Вот – первое применение:
«Показываю рукой направление (показываю ему довольно решительно)
– мол, на кухню. Идем на кухню, если хочешь посидеть, поболтать
о чем-то. (Уже знаю, о чем. О его жене. Бедный.)»
Какую страницу ни открой – по несколько пар скобок.
Первое впечатление такое, что это просто выпендреж, да и еще ничего
не значащий. Ведь можно было написать обычно: «Показываю рукой
направление, показываю ему довольно решительно, мол, на кухню.
Идем на кухню, если хочешь посидеть, поболтать о чем-то. Уже знаю,
о чем. О его жене. Бедный».
Но тогда снизится впечатление оригинальности. Иной писатель лучше
удавится, чем покажется таким же, как все. А Маканин?
Скобки не такой уж эмоции выражающий знак препинания. Нейтральный.
Предназначен, в общем, для создания впечатления обстоятельности.
Сложную жизнь, мол, описывает «я»-повествователь. А предложения
короткие. Примитивные. Как у Довлатова. Но Довлатов противостоял
большим жанрам официальной советской литературы…
Маканин же, судя по содержанию, пишет против всех, против постсоветской
литературы тоже.
Он закончил роман в 1997-м, а описывает перестройку, контрреволюцию
91 и 93 годов. И очень отстраненно. Так же, как брежневское время.
«Гаврила Попов, а за ним другие, рангом помельче. Затем еще
и еще мельче, а когда калибр уже с трудом поддавался измерению
– она. Вероничка… И теперь Вероника занималась чем-то важным и
нужным. Человек обязательно занимается чем-то важным, если он
наверху. Я тотчас разлюбил ее».
Вероничка – предмет любви «я»-повествователя, когда, при Советах,
она, андеграундная поэтесса, пьянчужка и потаскушка, вызывала
сострадание у «я»-повествователя своим неумением пить и таскаться.
То ли дело «я», умеющий жить под землей.
Или вот:
«Веронику стерегли два секретаря.

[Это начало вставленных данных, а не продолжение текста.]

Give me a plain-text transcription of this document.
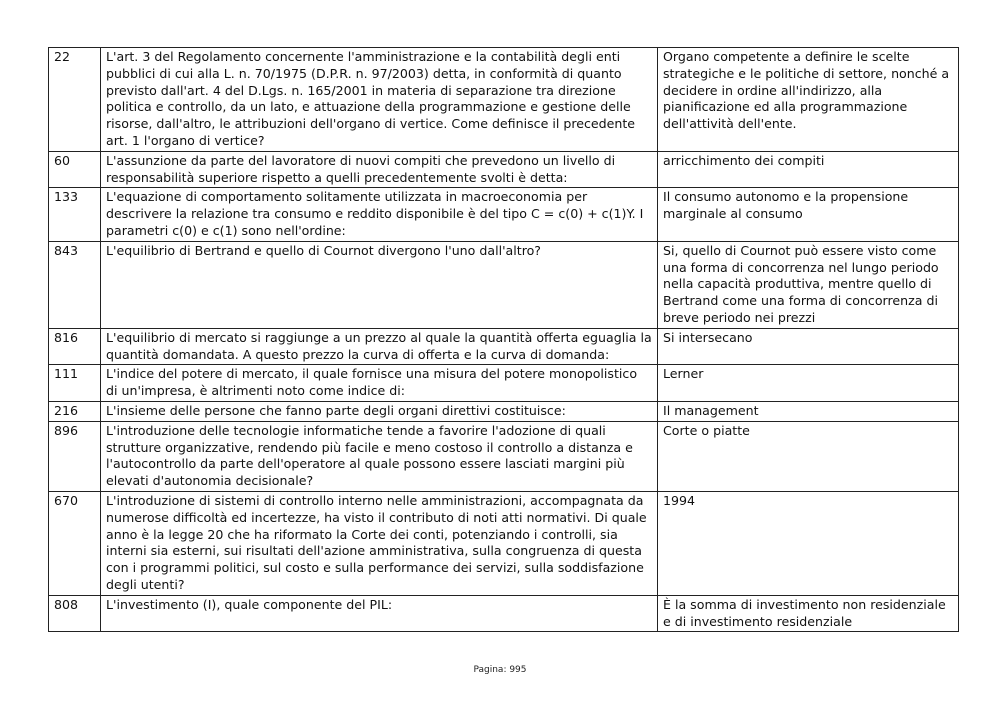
22	L'art. 3 del Regolamento concernente l'amministrazione e la contabilità degli enti pubblici di cui alla L. n. 70/1975 (D.P.R. n. 97/2003) detta, in conformità di quanto previsto dall'art. 4 del D.Lgs. n. 165/2001 in materia di separazione tra direzione politica e controllo, da un lato, e attuazione della programmazione e gestione delle risorse, dall'altro, le attribuzioni dell'organo di vertice. Come definisce il precedente art. 1 l'organo di vertice?	Organo competente a definire le scelte strategiche e le politiche di settore, nonché a decidere in ordine all'indirizzo, alla pianificazione ed alla programmazione dell'attività dell'ente.
60	L'assunzione da parte del lavoratore di nuovi compiti che prevedono un livello di responsabilità superiore rispetto a quelli precedentemente svolti è detta:	arricchimento dei compiti
133	L'equazione di comportamento solitamente utilizzata in macroeconomia per descrivere la relazione tra consumo e reddito disponibile è del tipo C = c(0) + c(1)Y. I parametri c(0) e c(1) sono nell'ordine:	Il consumo autonomo e la propensione marginale al consumo
843	L'equilibrio di Bertrand e quello di Cournot divergono l'uno dall'altro?	Si, quello di Cournot può essere visto come una forma di concorrenza nel lungo periodo nella capacità produttiva, mentre quello di Bertrand come una forma di concorrenza di breve periodo nei prezzi
816	L'equilibrio di mercato si raggiunge a un prezzo al quale la quantità offerta eguaglia la quantità domandata. A questo prezzo la curva di offerta e la curva di domanda:	Si intersecano
111	L'indice del potere di mercato, il quale fornisce una misura del potere monopolistico di un'impresa, è altrimenti noto come indice di:	Lerner
216	L'insieme delle persone che fanno parte degli organi direttivi costituisce:	Il management
896	L'introduzione delle tecnologie informatiche tende a favorire l'adozione di quali strutture organizzative, rendendo più facile e meno costoso il controllo a distanza e l'autocontrollo da parte dell'operatore al quale possono essere lasciati margini più elevati d'autonomia decisionale?	Corte o piatte
670	L'introduzione di sistemi di controllo interno nelle amministrazioni, accompagnata da numerose difficoltà ed incertezze, ha visto il contributo di noti atti normativi. Di quale anno è la legge 20 che ha riformato la Corte dei conti, potenziando i controlli, sia interni sia esterni, sui risultati dell'azione amministrativa, sulla congruenza di questa con i programmi politici, sul costo e sulla performance dei servizi, sulla soddisfazione degli utenti?	1994
808	L'investimento (I), quale componente del PIL:	È la somma di investimento non residenziale e di investimento residenziale
Pagina: 995
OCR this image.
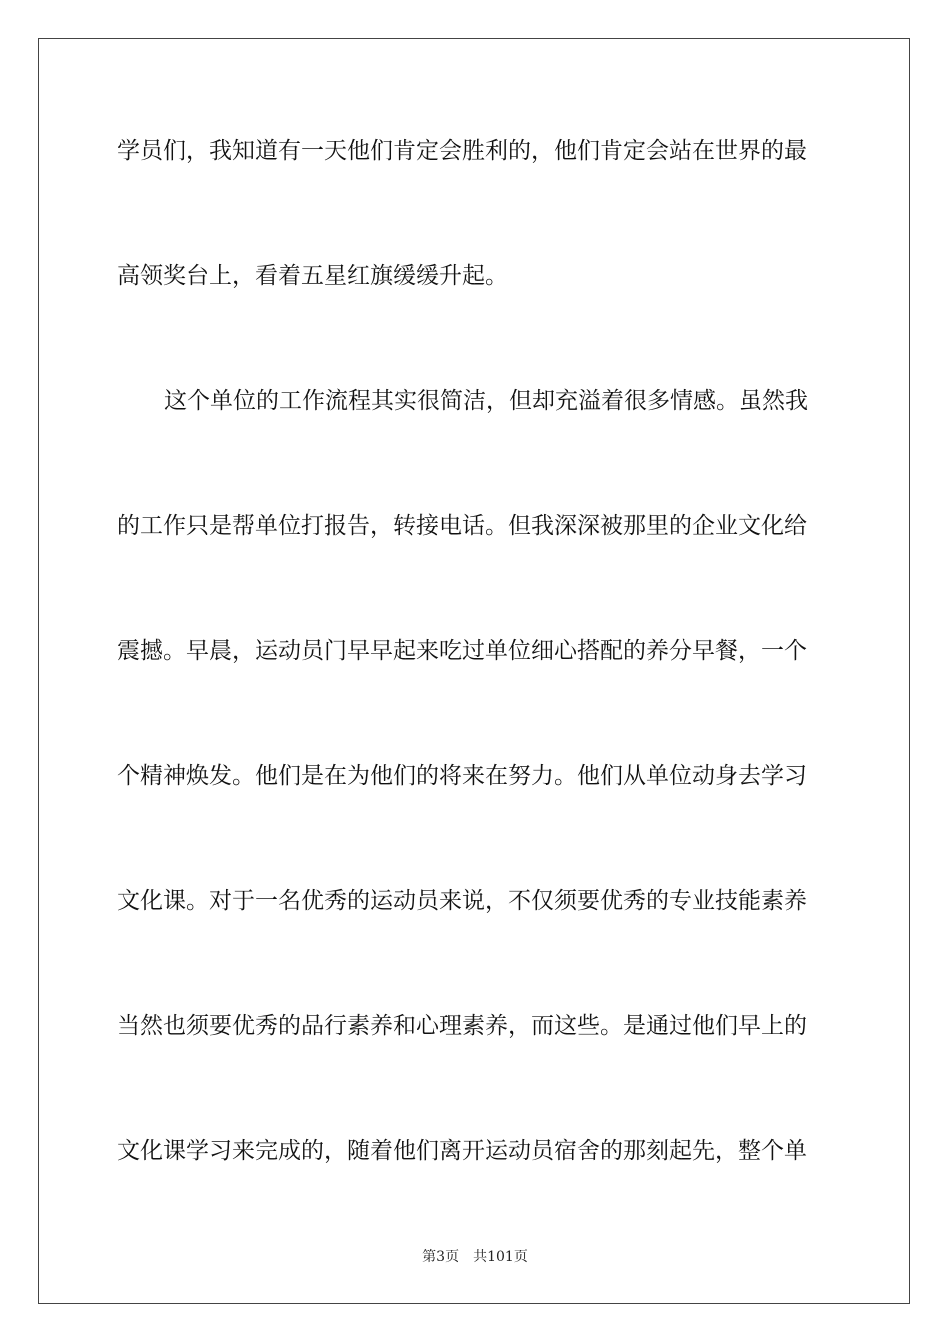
学员们，我知道有一天他们肯定会胜利的，他们肯定会站在世界的最
高领奖台上，看着五星红旗缓缓升起。
这个单位的工作流程其实很简洁，但却充溢着很多情感。虽然我
的工作只是帮单位打报告，转接电话。但我深深被那里的企业文化给
震撼。早晨，运动员门早早起来吃过单位细心搭配的养分早餐，一个
个精神焕发。他们是在为他们的将来在努力。他们从单位动身去学习
文化课。对于一名优秀的运动员来说，不仅须要优秀的专业技能素养
当然也须要优秀的品行素养和心理素养，而这些。是通过他们早上的
文化课学习来完成的，随着他们离开运动员宿舍的那刻起先，整个单
第3页 共101页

Один юн, льняные волосы
и лицо ангела, я к нему не захотел. Уж очень чист».
Не пустили «я»-повествователя к Веронике…
Или вот:
«Она [Вероника] знает, где ты. Отдыхай. Лежи на дне и гляди,
как над тобой (вверху) в голубой воде плывут кучки. Кучки покрупнее
– кучки помельче. Вода прозрачна, солнышко светит, дерьмо плывет».
Какая она, постсоветская литература? – А Бог знает. Разная. Может,
и нет у нее общего знаменателя. – Тогда нейтральные, более или
менее никчемные скобки, может, и хорошо отражают ОСОБОСТЬ. И героя,
и автора…
Увы, и автора.
Потому увы, что хоть Маканин и назвал свой роман претенциозно
– «…или Герой нашего времени», но что-то не похоже, что он такой
же реалист, как и Лермонтов.
Посмотрите на это симптоматическое троеточие в лермонтовском эпиграфе
к маканинскому роману:
«Герой… портрет, но не одного человека: это портрет, составленный
из пороков всего нашего поколения, в полном их развитии».
Что Маканин опустил?
«..Герой Нашего Времени, милостивые государи мои, точно,
портрет, но не одного…»
Маканин опустил лермонтовский акцент на ЕЩЕ одном повествователе
в своем романе. А там у Лермонтова не только «я»-повествователь
(для предисловия к роману, для «Бэлы» и «Максим Максимыча» и для
предисловия к «Журналу Печорина»), но и отделенность этого «я»-повествователя
от главного героя. В «Бэле» эта отделенность аж через еще одного
«я»-повествователя, повествователя истории о Бэле и Печорине,
Максим Максимыче.
У Маканина же «я»-повествователь, Петрович, то же, что «я»-повествователь,
Печорин, в «Тамани», «Княжне Мери» и «Фаталисте».
Одно это заставляет подозревать, что Маканин совсем не реалист,
как Лермонтов, воодушевленный открытием типа, лишнего человека,
характерного для николаевской реакции в России.
Воодушевление Лермонтова-открывателя не сделало его простым реалистом.
Он как бы понимал, что дело не в Николае Первом. Упования Лермонтова
потому были мечтами не исторического оптимиста, а, так сказать,
сверхисторического оптимиста, т.е. пессимиста. Потому столько
горечи и тьмы в романе. Потому Печорин так негативен.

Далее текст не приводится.